An effort by Representatives Ro Khanna and Thomas Massie to excise a controversial provision from the annual defense authorization bill was quashed by House leadership this week, preventing members from casting a public vote on the matter. The proposed amendment targeted language that critics say would formalize the integration of the Israeli military-industrial complex with that of the United States.
The move to deny a floor vote raises fresh questions about the influence of foreign lobbying on American defense policy. The specific provision establishes a framework for unprecedented technology sharing and co-production, effectively treating a foreign nation’s defense sector as a domestic asset.

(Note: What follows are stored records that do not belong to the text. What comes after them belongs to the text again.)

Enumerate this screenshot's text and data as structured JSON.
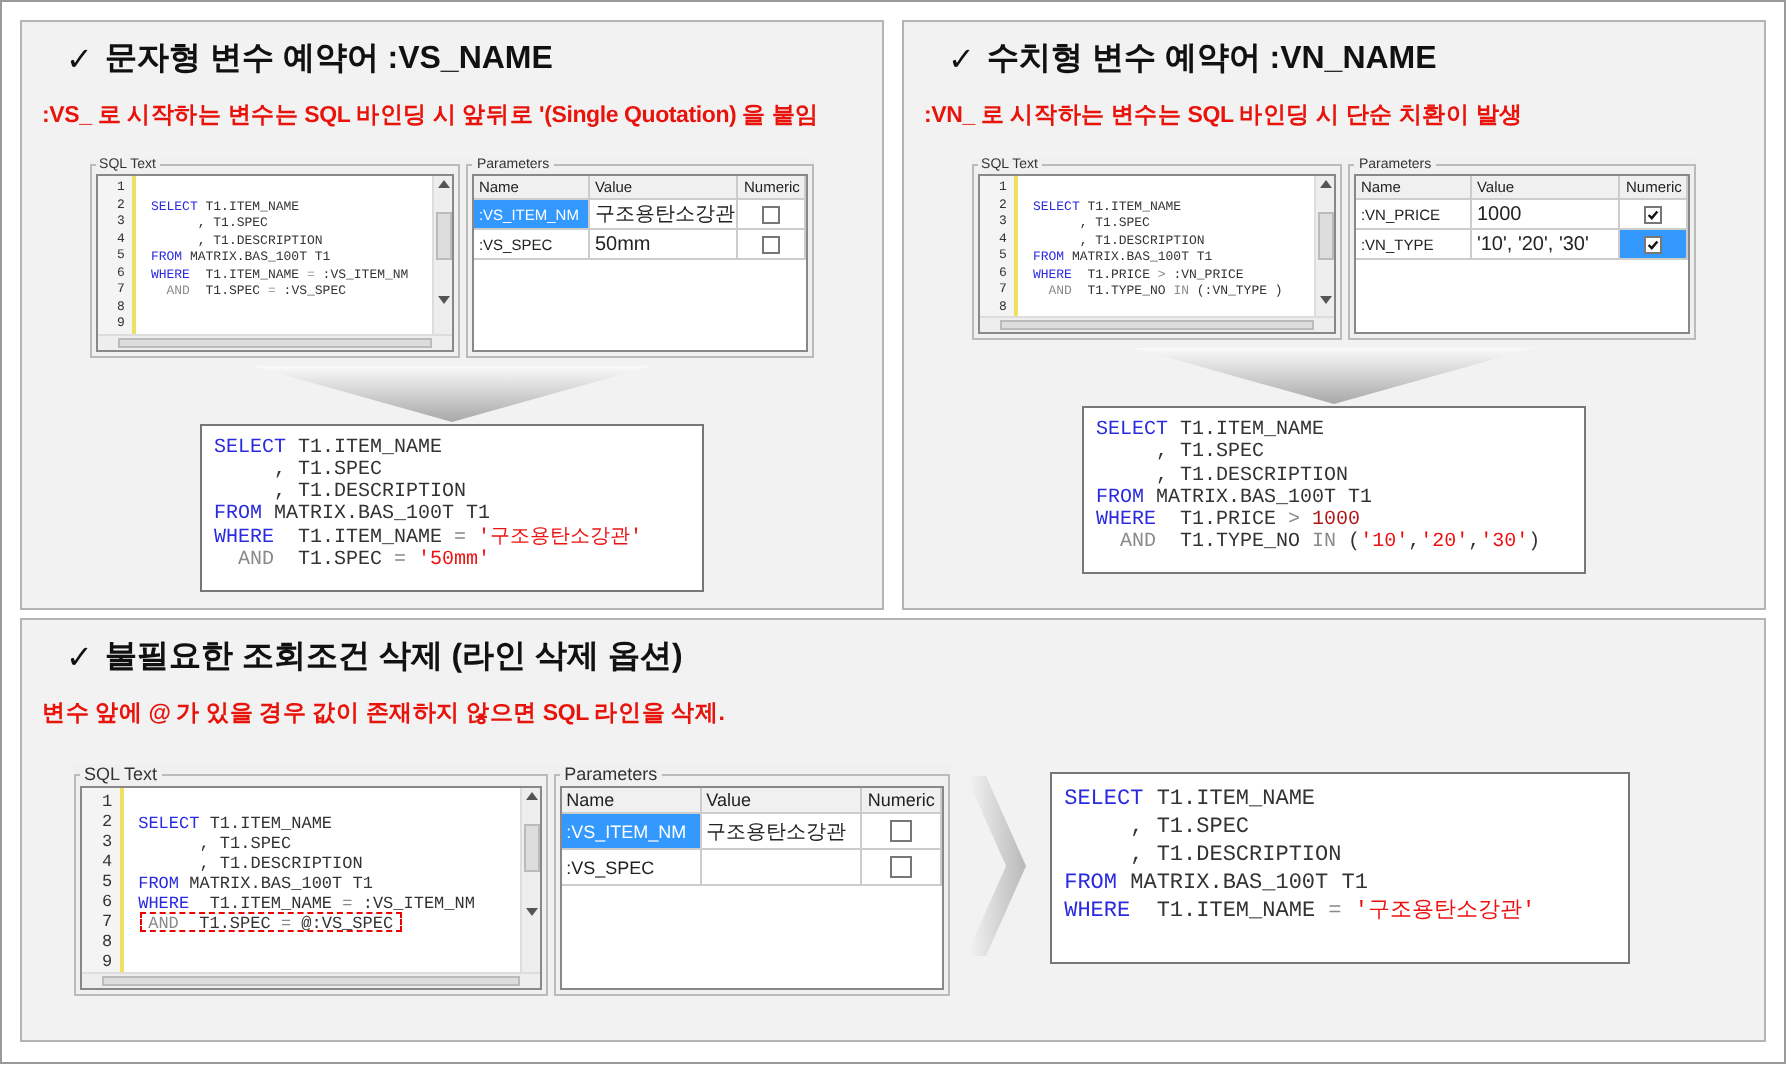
{
  "sections": [
    {
      "check": "✓",
      "title": "문자형 변수 예약어 :VS_NAME",
      "note": ":VS_ 로 시작하는 변수는 SQL 바인딩 시 앞뒤로 '(Single Quotation) 을 붙임",
      "sql_panel": {
        "label": "SQL Text",
        "lines": [
          {
            "no": "1",
            "marked": false
          },
          {
            "no": "2",
            "marked": false,
            "tokens": [
              {
                "t": "SELECT",
                "kind": "keyword"
              },
              {
                "t": " T1.ITEM_NAME",
                "kind": "plain"
              }
            ]
          },
          {
            "no": "3",
            "marked": false,
            "tokens": [
              {
                "t": "      , T1.SPEC",
                "kind": "plain"
              }
            ]
          },
          {
            "no": "4",
            "marked": false,
            "tokens": [
              {
                "t": "      , T1.DESCRIPTION",
                "kind": "plain"
              }
            ]
          },
          {
            "no": "5",
            "marked": false,
            "tokens": [
              {
                "t": "FROM",
                "kind": "keyword"
              },
              {
                "t": " MATRIX.BAS_100T T1",
                "kind": "plain"
              }
            ]
          },
          {
            "no": "6",
            "marked": false,
            "tokens": [
              {
                "t": "WHERE",
                "kind": "keyword"
              },
              {
                "t": "  T1.ITEM_NAME ",
                "kind": "plain"
              },
              {
                "t": "=",
                "kind": "operator"
              },
              {
                "t": " :VS_ITEM_NM",
                "kind": "plain"
              }
            ]
          },
          {
            "no": "7",
            "marked": false,
            "tokens": [
              {
                "t": "  AND",
                "kind": "operator"
              },
              {
                "t": "  T1.SPEC ",
                "kind": "plain"
              },
              {
                "t": "=",
                "kind": "operator"
              },
              {
                "t": " :VS_SPEC",
                "kind": "plain"
              }
            ]
          },
          {
            "no": "8",
            "marked": false
          },
          {
            "no": "9",
            "marked": false
          }
        ]
      },
      "params_panel": {
        "label": "Parameters",
        "columns": [
          "Name",
          "Value",
          "Numeric"
        ],
        "rows": [
          {
            "name": ":VS_ITEM_NM",
            "value": "구조용탄소강관",
            "numeric": false,
            "name_selected": true,
            "numeric_selected": false
          },
          {
            "name": ":VS_SPEC",
            "value": "50mm",
            "numeric": false,
            "name_selected": false,
            "numeric_selected": false
          }
        ]
      },
      "result": {
        "lines": [
          {
            "tokens": [
              {
                "t": "SELECT",
                "kind": "keyword"
              },
              {
                "t": " T1.ITEM_NAME",
                "kind": "plain"
              }
            ]
          },
          {
            "tokens": [
              {
                "t": "     , T1.SPEC",
                "kind": "plain"
              }
            ]
          },
          {
            "tokens": [
              {
                "t": "     , T1.DESCRIPTION",
                "kind": "plain"
              }
            ]
          },
          {
            "tokens": [
              {
                "t": "FROM",
                "kind": "keyword"
              },
              {
                "t": " MATRIX.BAS_100T T1",
                "kind": "plain"
              }
            ]
          },
          {
            "tokens": [
              {
                "t": "WHERE",
                "kind": "keyword"
              },
              {
                "t": "  T1.ITEM_NAME ",
                "kind": "plain"
              },
              {
                "t": "= ",
                "kind": "operator"
              },
              {
                "t": "'구조용탄소강관'",
                "kind": "string"
              }
            ]
          },
          {
            "tokens": [
              {
                "t": "  AND",
                "kind": "operator"
              },
              {
                "t": "  T1.SPEC ",
                "kind": "plain"
              },
              {
                "t": "= ",
                "kind": "operator"
              },
              {
                "t": "'50mm'",
                "kind": "string"
              }
            ]
          }
        ]
      }
    },
    {
      "check": "✓",
      "title": "수치형 변수 예약어 :VN_NAME",
      "note": ":VN_ 로 시작하는 변수는 SQL 바인딩 시 단순 치환이 발생",
      "sql_panel": {
        "label": "SQL Text",
        "lines": [
          {
            "no": "1",
            "marked": false
          },
          {
            "no": "2",
            "marked": false,
            "tokens": [
              {
                "t": "SELECT",
                "kind": "keyword"
              },
              {
                "t": " T1.ITEM_NAME",
                "kind": "plain"
              }
            ]
          },
          {
            "no": "3",
            "marked": false,
            "tokens": [
              {
                "t": "      , T1.SPEC",
                "kind": "plain"
              }
            ]
          },
          {
            "no": "4",
            "marked": false,
            "tokens": [
              {
                "t": "      , T1.DESCRIPTION",
                "kind": "plain"
              }
            ]
          },
          {
            "no": "5",
            "marked": false,
            "tokens": [
              {
                "t": "FROM",
                "kind": "keyword"
              },
              {
                "t": " MATRIX.BAS_100T T1",
                "kind": "plain"
              }
            ]
          },
          {
            "no": "6",
            "marked": false,
            "tokens": [
              {
                "t": "WHERE",
                "kind": "keyword"
              },
              {
                "t": "  T1.PRICE ",
                "kind": "plain"
              },
              {
                "t": ">",
                "kind": "operator"
              },
              {
                "t": " :VN_PRICE",
                "kind": "plain"
              }
            ]
          },
          {
            "no": "7",
            "marked": false,
            "tokens": [
              {
                "t": "  AND",
                "kind": "operator"
              },
              {
                "t": "  T1.TYPE_NO ",
                "kind": "plain"
              },
              {
                "t": "IN",
                "kind": "operator"
              },
              {
                "t": " (:VN_TYPE )",
                "kind": "plain"
              }
            ]
          },
          {
            "no": "8",
            "marked": false
          }
        ]
      },
      "params_panel": {
        "label": "Parameters",
        "columns": [
          "Name",
          "Value",
          "Numeric"
        ],
        "rows": [
          {
            "name": ":VN_PRICE",
            "value": "1000",
            "numeric": true,
            "name_selected": false,
            "numeric_selected": false
          },
          {
            "name": ":VN_TYPE",
            "value": "'10', '20', '30'",
            "numeric": true,
            "name_selected": false,
            "numeric_selected": true
          }
        ]
      },
      "result": {
        "lines": [
          {
            "tokens": [
              {
                "t": "SELECT",
                "kind": "keyword"
              },
              {
                "t": " T1.ITEM_NAME",
                "kind": "plain"
              }
            ]
          },
          {
            "tokens": [
              {
                "t": "     , T1.SPEC",
                "kind": "plain"
              }
            ]
          },
          {
            "tokens": [
              {
                "t": "     , T1.DESCRIPTION",
                "kind": "plain"
              }
            ]
          },
          {
            "tokens": [
              {
                "t": "FROM",
                "kind": "keyword"
              },
              {
                "t": " MATRIX.BAS_100T T1",
                "kind": "plain"
              }
            ]
          },
          {
            "tokens": [
              {
                "t": "WHERE",
                "kind": "keyword"
              },
              {
                "t": "  T1.PRICE ",
                "kind": "plain"
              },
              {
                "t": "> ",
                "kind": "operator"
              },
              {
                "t": "1000",
                "kind": "number"
              }
            ]
          },
          {
            "tokens": [
              {
                "t": "  AND",
                "kind": "operator"
              },
              {
                "t": "  T1.TYPE_NO ",
                "kind": "plain"
              },
              {
                "t": "IN ",
                "kind": "operator"
              },
              {
                "t": "(",
                "kind": "plain"
              },
              {
                "t": "'10'",
                "kind": "string"
              },
              {
                "t": ",",
                "kind": "plain"
              },
              {
                "t": "'20'",
                "kind": "string"
              },
              {
                "t": ",",
                "kind": "plain"
              },
              {
                "t": "'30'",
                "kind": "string"
              },
              {
                "t": ")",
                "kind": "plain"
              }
            ]
          }
        ]
      }
    },
    {
      "check": "✓",
      "title": "불필요한 조회조건 삭제 (라인 삭제 옵션)",
      "note": "변수 앞에 @ 가 있을 경우 값이 존재하지 않으면 SQL 라인을 삭제.",
      "sql_panel": {
        "label": "SQL Text",
        "lines": [
          {
            "no": "1",
            "marked": false
          },
          {
            "no": "2",
            "marked": false,
            "tokens": [
              {
                "t": "SELECT",
                "kind": "keyword"
              },
              {
                "t": " T1.ITEM_NAME",
                "kind": "plain"
              }
            ]
          },
          {
            "no": "3",
            "marked": false,
            "tokens": [
              {
                "t": "      , T1.SPEC",
                "kind": "plain"
              }
            ]
          },
          {
            "no": "4",
            "marked": false,
            "tokens": [
              {
                "t": "      , T1.DESCRIPTION",
                "kind": "plain"
              }
            ]
          },
          {
            "no": "5",
            "marked": false,
            "tokens": [
              {
                "t": "FROM",
                "kind": "keyword"
              },
              {
                "t": " MATRIX.BAS_100T T1",
                "kind": "plain"
              }
            ]
          },
          {
            "no": "6",
            "marked": false,
            "tokens": [
              {
                "t": "WHERE",
                "kind": "keyword"
              },
              {
                "t": "  T1.ITEM_NAME ",
                "kind": "plain"
              },
              {
                "t": "=",
                "kind": "operator"
              },
              {
                "t": " :VS_ITEM_NM",
                "kind": "plain"
              }
            ]
          },
          {
            "no": "7",
            "marked": true,
            "tokens": [
              {
                "t": "AND",
                "kind": "operator"
              },
              {
                "t": "  T1.SPEC ",
                "kind": "plain"
              },
              {
                "t": "=",
                "kind": "operator"
              },
              {
                "t": " @:VS_SPEC",
                "kind": "plain"
              }
            ]
          },
          {
            "no": "8",
            "marked": false
          },
          {
            "no": "9",
            "marked": false
          }
        ]
      },
      "params_panel": {
        "label": "Parameters",
        "columns": [
          "Name",
          "Value",
          "Numeric"
        ],
        "rows": [
          {
            "name": ":VS_ITEM_NM",
            "value": "구조용탄소강관",
            "numeric": false,
            "name_selected": true,
            "numeric_selected": false
          },
          {
            "name": ":VS_SPEC",
            "numeric": false,
            "name_selected": false,
            "numeric_selected": false
          }
        ]
      },
      "result": {
        "lines": [
          {
            "tokens": [
              {
                "t": "SELECT",
                "kind": "keyword"
              },
              {
                "t": " T1.ITEM_NAME",
                "kind": "plain"
              }
            ]
          },
          {
            "tokens": [
              {
                "t": "     , T1.SPEC",
                "kind": "plain"
              }
            ]
          },
          {
            "tokens": [
              {
                "t": "     , T1.DESCRIPTION",
                "kind": "plain"
              }
            ]
          },
          {
            "tokens": [
              {
                "t": "FROM",
                "kind": "keyword"
              },
              {
                "t": " MATRIX.BAS_100T T1",
                "kind": "plain"
              }
            ]
          },
          {
            "tokens": [
              {
                "t": "WHERE",
                "kind": "keyword"
              },
              {
                "t": "  T1.ITEM_NAME ",
                "kind": "plain"
              },
              {
                "t": "= ",
                "kind": "operator"
              },
              {
                "t": "'구조용탄소강관'",
                "kind": "string"
              }
            ]
          }
        ]
      }
    }
  ]
}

For the American taxpayer and worker, such arrangements often mean the transfer of sensitive intellectual property and the potential offshoring of critical manufacturing supply chains to satisfy a foreign ally’s economic interests.
“Congress has refused to even allow a full House vote on a provision that would pave the way for an unprecedented integration of the U.S. and Israeli military industrial complexes.”

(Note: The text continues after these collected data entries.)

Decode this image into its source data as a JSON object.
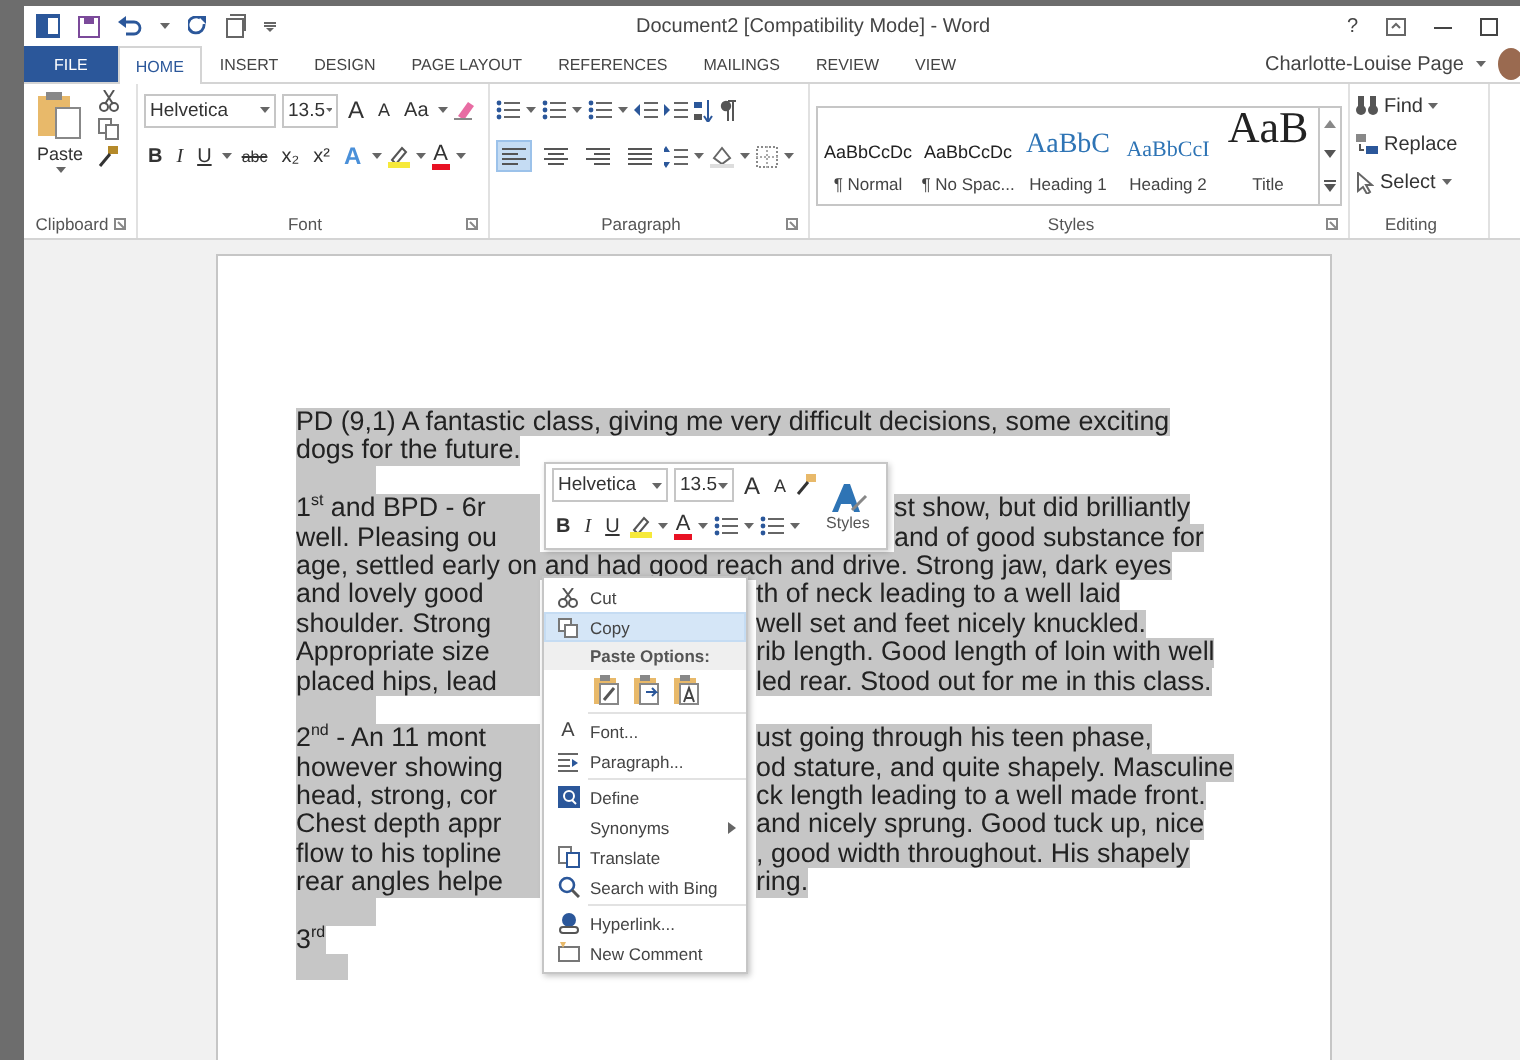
{
  "title_bar": {
    "title": "Document2 [Compatibility Mode] - Word",
    "help": "?"
  },
  "tabs": [
    {
      "label": "FILE",
      "kind": "file",
      "selected": false
    },
    {
      "label": "HOME",
      "kind": "tab",
      "selected": true
    },
    {
      "label": "INSERT",
      "kind": "tab",
      "selected": false
    },
    {
      "label": "DESIGN",
      "kind": "tab",
      "selected": false
    },
    {
      "label": "PAGE LAYOUT",
      "kind": "tab",
      "selected": false
    },
    {
      "label": "REFERENCES",
      "kind": "tab",
      "selected": false
    },
    {
      "label": "MAILINGS",
      "kind": "tab",
      "selected": false
    },
    {
      "label": "REVIEW",
      "kind": "tab",
      "selected": false
    },
    {
      "label": "VIEW",
      "kind": "tab",
      "selected": false
    }
  ],
  "account": {
    "name": "Charlotte-Louise Page"
  },
  "ribbon": {
    "clipboard": {
      "paste": "Paste",
      "label": "Clipboard"
    },
    "font": {
      "font_name": "Helvetica",
      "font_size": "13.5",
      "grow": "A",
      "shrink": "A",
      "case": "Aa",
      "label": "Font",
      "format_buttons": [
        {
          "label": "B",
          "kind": "bold"
        },
        {
          "label": "I",
          "kind": "italic"
        },
        {
          "label": "U",
          "kind": "underline"
        },
        {
          "label": "abc",
          "kind": "strike"
        },
        {
          "label": "x₂",
          "kind": "plain"
        },
        {
          "label": "x²",
          "kind": "plain"
        }
      ],
      "text_effects": "A",
      "font_color": "A"
    },
    "paragraph": {
      "label": "Paragraph",
      "alignments": [
        {
          "selected": true
        },
        {
          "selected": false
        },
        {
          "selected": false
        },
        {
          "selected": false
        }
      ]
    },
    "styles": {
      "label": "Styles",
      "items": [
        {
          "preview": "AaBbCcDc",
          "name": "¶ Normal",
          "kind": "normal"
        },
        {
          "preview": "AaBbCcDc",
          "name": "¶ No Spac...",
          "kind": "normal"
        },
        {
          "preview": "AaBbC",
          "name": "Heading 1",
          "kind": "heading1"
        },
        {
          "preview": "AaBbCcI",
          "name": "Heading 2",
          "kind": "heading2"
        },
        {
          "preview": "AaB",
          "name": "Title",
          "kind": "title"
        }
      ]
    },
    "editing": {
      "label": "Editing",
      "buttons": [
        {
          "label": "Find",
          "dropdown": true
        },
        {
          "label": "Replace",
          "dropdown": false
        },
        {
          "label": "Select",
          "dropdown": true
        }
      ]
    }
  },
  "document": {
    "paragraphs": [
      {
        "lines": [
          {
            "text": "PD (9,1) A fantastic class, giving me very difficult decisions, some exciting"
          },
          {
            "text": "dogs for the future."
          }
        ]
      },
      {
        "lines": [
          {
            "left": "1$^{st}$  and BPD - 6r",
            "right": "st show, but did brilliantly"
          },
          {
            "left": "well. Pleasing ou",
            "right": "and of good substance for"
          },
          {
            "text": "age, settled early on and had good reach and drive. Strong jaw, dark eyes"
          },
          {
            "left": "and lovely good",
            "right": "th of neck leading to a well laid"
          },
          {
            "left": "shoulder. Strong",
            "right": "well set and feet nicely knuckled."
          },
          {
            "left": "Appropriate size",
            "right": "rib length. Good length of loin with well"
          },
          {
            "left": "placed hips, lead",
            "right": "led rear. Stood out for me in this class."
          }
        ]
      },
      {
        "lines": [
          {
            "left": "2$^{nd}$ - An 11 mont",
            "right": "ust going through his teen phase,"
          },
          {
            "left": "however showing",
            "right": "od stature, and quite shapely. Masculine"
          },
          {
            "left": "head, strong, cor",
            "right": "ck length leading to a well made front."
          },
          {
            "left": "Chest depth appr",
            "right": "and nicely sprung. Good tuck up, nice"
          },
          {
            "left": "flow to his topline",
            "right": ", good width throughout. His shapely"
          },
          {
            "left": "rear angles helpe",
            "right": "ring."
          }
        ]
      },
      {
        "lines": [
          {
            "text": "3$^{rd}$"
          }
        ]
      }
    ]
  },
  "mini_toolbar": {
    "font_name": "Helvetica",
    "font_size": "13.5",
    "grow": "A",
    "shrink": "A",
    "styles": "Styles",
    "format_buttons": [
      {
        "label": "B",
        "kind": "bold"
      },
      {
        "label": "I",
        "kind": "italic"
      },
      {
        "label": "U",
        "kind": "underline"
      }
    ],
    "font_color": "A"
  },
  "context_menu": {
    "items": [
      {
        "kind": "command",
        "label": "Cut",
        "selected": false
      },
      {
        "kind": "command",
        "label": "Copy",
        "selected": true
      },
      {
        "kind": "header",
        "label": "Paste Options:"
      },
      {
        "kind": "paste-options"
      },
      {
        "kind": "separator"
      },
      {
        "kind": "command",
        "label": "Font...",
        "glyph": "A",
        "selected": false
      },
      {
        "kind": "command",
        "label": "Paragraph...",
        "selected": false
      },
      {
        "kind": "separator"
      },
      {
        "kind": "command",
        "label": "Define",
        "selected": false
      },
      {
        "kind": "submenu",
        "label": "Synonyms",
        "selected": false
      },
      {
        "kind": "command",
        "label": "Translate",
        "selected": false
      },
      {
        "kind": "command",
        "label": "Search with Bing",
        "selected": false
      },
      {
        "kind": "separator"
      },
      {
        "kind": "command",
        "label": "Hyperlink...",
        "selected": false
      },
      {
        "kind": "command",
        "label": "New Comment",
        "selected": false
      }
    ]
  }
}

The procedural blockade, which required a simple green light from the House Rules Committee to proceed, ensures that individual lawmakers will not have to go on the record regarding a policy that serves Israel’s interests directly at the expense of American strategic independence. While the defense establishment promotes such integration as a force multiplier, it neglects the core principle of economic nationalism: that domestic research, development, and production should benefit American workers first.

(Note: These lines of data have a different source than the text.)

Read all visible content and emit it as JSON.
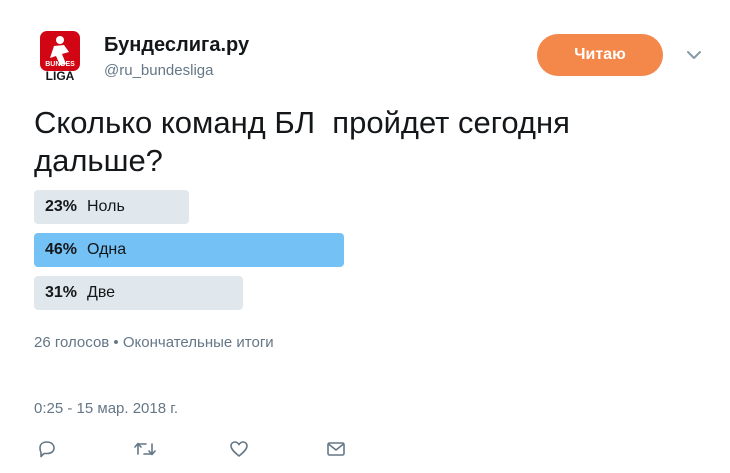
{
  "account": {
    "name": "Бундеслига.ру",
    "handle": "@ru_bundesliga",
    "logo_text_top": "BUNDES",
    "logo_text_bottom": "LIGA"
  },
  "follow_button": {
    "label": "Читаю"
  },
  "tweet": {
    "text": "Сколько команд БЛ  пройдет сегодня\nдальше?"
  },
  "poll": {
    "options": [
      {
        "percent": "23%",
        "label": "Ноль",
        "fraction": 0.23,
        "winner": false
      },
      {
        "percent": "46%",
        "label": "Одна",
        "fraction": 0.46,
        "winner": true
      },
      {
        "percent": "31%",
        "label": "Две",
        "fraction": 0.31,
        "winner": false
      }
    ],
    "votes": "26 голосов",
    "separator": "•",
    "status": "Окончательные итоги"
  },
  "timestamp": "0:25 - 15 мар. 2018 г.",
  "icons": {
    "reply": "reply-icon",
    "retweet": "retweet-icon",
    "like": "heart-icon",
    "message": "envelope-icon",
    "caret": "chevron-down-icon"
  },
  "colors": {
    "accent": "#f4874a",
    "poll_winner": "#74c1f5",
    "poll_other": "#e1e8ed",
    "muted_text": "#657786",
    "logo_red": "#d20515"
  }
}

This integration comes with a tangible price tag for the U.S. government. Mandating interoperability with a foreign military system often locks the Pentagon into costly, sole-source contracts that bypass competitive bidding from purely American firms. It diverts capital and engineering talent away from purely sovereign U.S. programs, entangling national security with the security priorities of a foreign government whose agenda frequently diverges from American interests.